Drugs take the life of loved ones not only through overdoses but through the breakdown of their internal organs caused by the degrading effects the drugs have on their bodies through the years. In my experience I have seen how difficult the recovery is and how easily the relapse can happen. Over and over again. I have lived through the split in family. I have witnessed the pain and suffering of parents, wives and children. I have witnessed the generational predisposition to addiction. All the while unable to do anything other than stand in my own form of suffering. Both willing and unwilling to be an enabler. Willing to be supportive if asked or not. Buffering the reality of it all from my own children and realizing that hiding the reality of it was in itself a form of enabling the illness and allowing it to continue on its path of destruction. A path that would lead to the death of my brother at the young age of 51. Even though his life was tumultuous, to say the least, and caused a great divide in our family he had a heart of gold. Truth be told we lost him when he was in his twenties when his addictions took over. When he lost his free will and never got it back completely.

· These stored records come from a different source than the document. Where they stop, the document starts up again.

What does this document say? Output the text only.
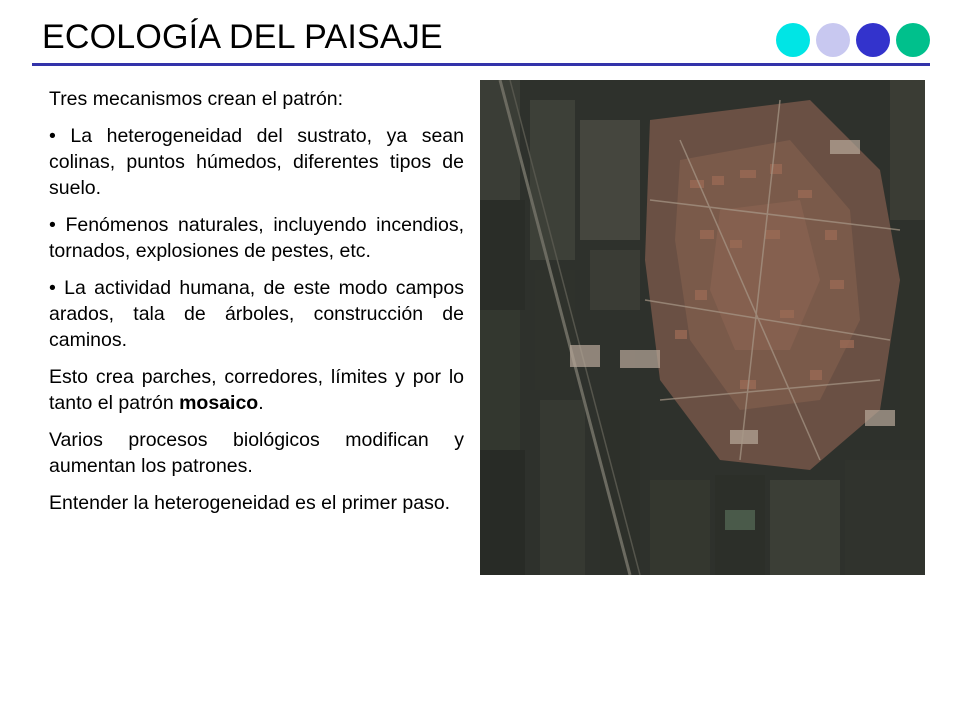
ECOLOGÍA DEL PAISAJE

Tres mecanismos crean el patrón:

• La heterogeneidad del sustrato, ya sean colinas, puntos húmedos, diferentes tipos de suelo.

• Fenómenos naturales, incluyendo incendios, tornados, explosiones de pestes, etc.

• La actividad humana, de este modo campos arados, tala de árboles, construcción de caminos.

Esto crea parches, corredores, límites y por lo tanto el patrón mosaico.

Varios procesos biológicos modifican y aumentan los patrones.

Entender la heterogeneidad es el primer paso.
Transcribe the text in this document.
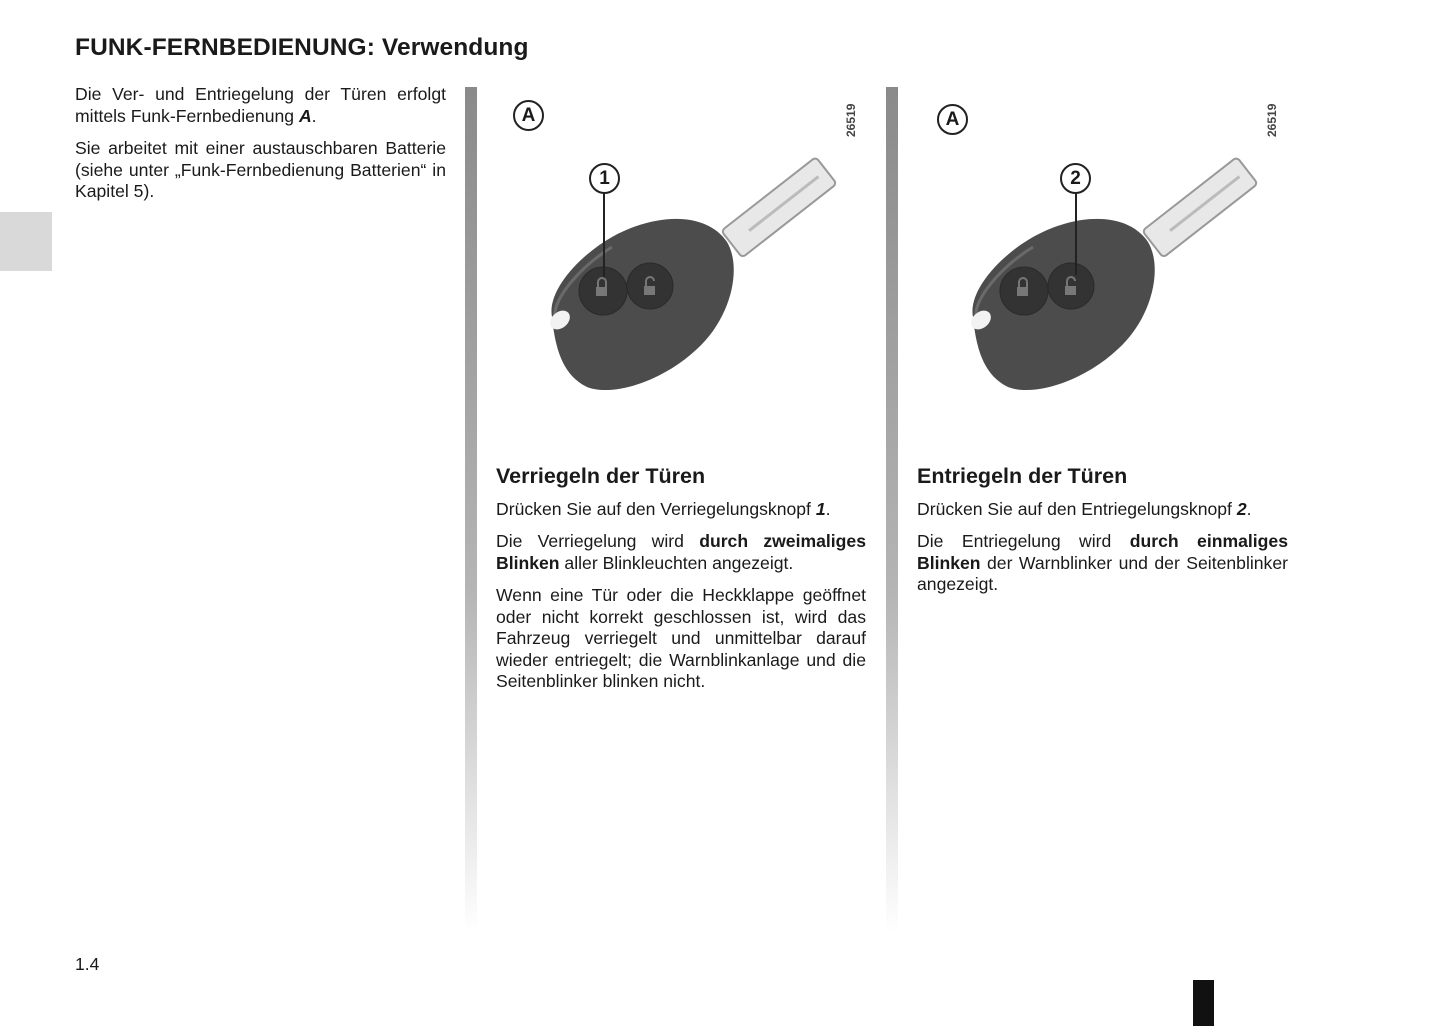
FUNK-FERNBEDIENUNG: Verwendung

Die Ver- und Entriegelung der Türen erfolgt mittels Funk-Fernbedienung A.

Sie arbeitet mit einer austauschbaren Batterie (siehe unter „Funk-Fernbedienung Batterien“ in Kapitel 5).

A
1
26519	A
2
26519

Verriegeln der Türen

Drücken Sie auf den Verriegelungsknopf 1.

Die Verriegelung wird durch zweimaliges Blinken aller Blinkleuchten angezeigt.

Wenn eine Tür oder die Heckklappe geöffnet oder nicht korrekt geschlossen ist, wird das Fahrzeug verriegelt und unmittelbar darauf wieder entriegelt; die Warnblinkanlage und die Seitenblinker blinken nicht.

Entriegeln der Türen

Drücken Sie auf den Entriegelungsknopf 2.

Die Entriegelung wird durch einmaliges Blinken der Warnblinker und der Seitenblinker angezeigt.

1.4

All those years ago my young mind absorbed the information I overheard that sunny afternoon and stored it for my entire life. In hindsight, I realize how it was a snippet of my life that attuned me to the ebb and flow of life. How strength gives way to human weakness. How pain and laughter can coexist...be juxtaposed...be copacetic. How the sharing of ones laughter, sadness and pain are all part of getting to know one another intimately. Like the courting ritual of two young people that I witnessed so long ago.
Little pitchers have big ears - This English expression (idiom) refers to little children overhearing and understanding more conversations than their parents might think. The allusion is to the ear-like handles often found on smaller pitchers.